Nanoparticles are the preferred choice for drug delivery due to the following reasons:
i. They have a diameter of less than 100 nm.
ii. Non-toxic and biocompatible.
iii. Biodegradable nature.
iv. Stable in blood.
v. Capable of targeting the blood-brain barrier.
vii. A prolonged circulation time.
Different types of nanoparticles used for diagnosis are perfluorocarbon, iron oxide, gold, polymeric nanoparticles, quantum dots, nanospheres etc. Drug delivery to the brain via potentially therapeutic neuroprotectants and diagnostic compounds is restricted by the blood-brain barrier. Time is a very important parameter during a stroke. The activation of cells occurs in a matter of seconds. During the event of a stroke, the blood-brain barrier gets severely compromised and incapable of restoring normal function for a long time. The failure of neuroprotectants at clinical trials and the continuous research efforts to find out a safe and efficient alternative treatment give birth to nanoparticles, which can readily cross the blood-brain barrier without compromising its integrity and have immense applications in the treatment of ischaemic stroke.

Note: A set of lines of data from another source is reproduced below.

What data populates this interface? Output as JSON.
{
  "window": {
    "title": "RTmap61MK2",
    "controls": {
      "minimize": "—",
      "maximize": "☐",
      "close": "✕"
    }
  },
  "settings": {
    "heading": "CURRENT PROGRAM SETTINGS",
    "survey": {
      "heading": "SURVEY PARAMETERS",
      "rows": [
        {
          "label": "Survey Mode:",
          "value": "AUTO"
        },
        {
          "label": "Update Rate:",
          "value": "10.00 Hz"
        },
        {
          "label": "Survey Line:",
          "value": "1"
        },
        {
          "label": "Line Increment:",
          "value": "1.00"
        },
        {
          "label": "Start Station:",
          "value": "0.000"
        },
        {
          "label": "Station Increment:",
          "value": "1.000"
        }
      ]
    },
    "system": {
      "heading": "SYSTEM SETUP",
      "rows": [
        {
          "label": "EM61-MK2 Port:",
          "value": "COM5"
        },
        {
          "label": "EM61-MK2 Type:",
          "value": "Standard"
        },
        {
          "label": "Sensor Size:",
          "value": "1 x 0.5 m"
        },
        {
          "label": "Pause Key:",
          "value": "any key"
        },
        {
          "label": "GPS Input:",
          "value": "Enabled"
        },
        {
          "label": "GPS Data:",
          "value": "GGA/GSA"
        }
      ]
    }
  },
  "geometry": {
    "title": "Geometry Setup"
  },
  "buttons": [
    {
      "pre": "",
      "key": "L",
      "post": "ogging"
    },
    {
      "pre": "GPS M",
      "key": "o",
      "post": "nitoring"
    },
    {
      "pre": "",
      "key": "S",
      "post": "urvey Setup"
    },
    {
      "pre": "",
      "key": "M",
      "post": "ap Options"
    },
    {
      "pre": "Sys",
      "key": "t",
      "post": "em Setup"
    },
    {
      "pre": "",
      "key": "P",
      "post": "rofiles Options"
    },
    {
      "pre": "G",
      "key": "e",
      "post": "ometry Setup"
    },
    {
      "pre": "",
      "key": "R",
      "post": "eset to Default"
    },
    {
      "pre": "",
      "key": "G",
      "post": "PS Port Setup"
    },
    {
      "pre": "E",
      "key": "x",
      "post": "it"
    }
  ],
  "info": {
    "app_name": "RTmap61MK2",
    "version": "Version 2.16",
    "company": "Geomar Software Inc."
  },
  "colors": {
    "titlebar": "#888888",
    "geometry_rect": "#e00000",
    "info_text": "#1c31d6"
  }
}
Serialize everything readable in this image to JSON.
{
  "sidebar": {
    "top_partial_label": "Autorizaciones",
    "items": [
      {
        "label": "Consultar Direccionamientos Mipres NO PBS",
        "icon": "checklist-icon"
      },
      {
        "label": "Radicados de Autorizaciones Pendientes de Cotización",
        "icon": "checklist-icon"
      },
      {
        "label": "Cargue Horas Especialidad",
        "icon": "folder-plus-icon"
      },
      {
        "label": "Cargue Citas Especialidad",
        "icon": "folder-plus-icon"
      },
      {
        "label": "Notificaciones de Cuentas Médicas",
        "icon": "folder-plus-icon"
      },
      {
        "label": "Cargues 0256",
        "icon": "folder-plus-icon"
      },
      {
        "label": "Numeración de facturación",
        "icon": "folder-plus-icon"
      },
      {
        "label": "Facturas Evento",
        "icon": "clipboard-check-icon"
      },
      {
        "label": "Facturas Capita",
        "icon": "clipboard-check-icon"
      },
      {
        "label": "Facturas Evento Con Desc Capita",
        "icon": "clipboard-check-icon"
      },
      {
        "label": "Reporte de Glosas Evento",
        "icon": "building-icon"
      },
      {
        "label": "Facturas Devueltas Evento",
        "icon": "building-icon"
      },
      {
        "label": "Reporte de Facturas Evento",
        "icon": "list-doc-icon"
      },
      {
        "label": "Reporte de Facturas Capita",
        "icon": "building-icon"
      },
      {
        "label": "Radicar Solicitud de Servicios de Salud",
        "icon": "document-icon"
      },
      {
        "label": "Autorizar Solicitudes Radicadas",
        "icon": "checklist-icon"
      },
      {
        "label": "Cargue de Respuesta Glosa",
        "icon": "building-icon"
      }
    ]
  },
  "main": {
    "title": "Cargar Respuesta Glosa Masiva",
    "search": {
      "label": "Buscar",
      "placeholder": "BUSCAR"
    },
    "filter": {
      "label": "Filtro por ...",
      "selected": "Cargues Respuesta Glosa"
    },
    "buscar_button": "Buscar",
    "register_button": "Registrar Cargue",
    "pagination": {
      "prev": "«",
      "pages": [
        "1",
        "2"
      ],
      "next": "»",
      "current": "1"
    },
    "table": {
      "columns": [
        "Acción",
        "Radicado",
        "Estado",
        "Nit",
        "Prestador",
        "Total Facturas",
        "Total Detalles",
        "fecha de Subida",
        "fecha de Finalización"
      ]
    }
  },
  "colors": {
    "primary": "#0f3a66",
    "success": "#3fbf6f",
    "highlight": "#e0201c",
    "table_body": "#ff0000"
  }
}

Despite the success of nanotechnology in stroke therapy, several obstacles still remain. Larger nanoparticles are not preferred since there might be a chance of uneven drug release. Drug delivery may fail if the nanoparticle prevents its complete release due to slow nanoparticle decomposition and entrapment of the drug within the particle's compartment. If a drug is greatly absorbed, the amount of drug released might not be advantageous in drug delivery. The inability of the nanoparticles to absorb the drug will result in the release of a significant amount which might not be beneficial. The drug release time is vital since an early release into the blood-stream results in decomposition and clearance by the host immune system. In addition to the difficulty in the development of new stroke therapies, the use of nanomaterials comes along with a significant risk of toxicity. Due to their bulky structures, injected nanoparticles are recognized as pathogens by the host than soluble molecules, which results in rapid clearance. Another major concern is the lack of protocols to assess the cytotoxicity of nanomaterials. A failure to assess the toxic profile of nanomaterials may lead to fatal outcomes. Nonetheless, the field of nanomedicine is trying to resolve the toxicity issue of nanomaterials and is proposing an increasing number of solutions. This significant progress towards biocompatibility will support efficient clinical translation.
The ongoing research has confirmed that future perspectives of nanoparticles in stroke therapy are promising. Central nervous system injury biomarkers can be conjugated with nanoparticles in order to quickly diagnose using computed tomography (CT) scan or magnetic resonance imaging (MRI). These nanoparticles are, therefore, beneficial over conventional drugs. Unlike regular drugs, nanoparticles can be programmed to specifically target the injured brain areas.
The increasing threat of stroke morbidity and mortality, the disadvantages and risks displayed by other neuroprotective agents, and the urgent need for more efficient and safer alternative therapies for treating stroke have steered research towards nanotechnology. Thus, nanomedicine targeting stroke treatment must be carefully designed to achieve the safest and most efficacious therapeutic regimen to deliver different neuroprotectants to the brain by combating the blood-brain barrier. The coordinated effort of researchers will definitely lead to the enormous advancement of clinical translation of this research field and enable the development of more promising theranostic nanomedicine very soon.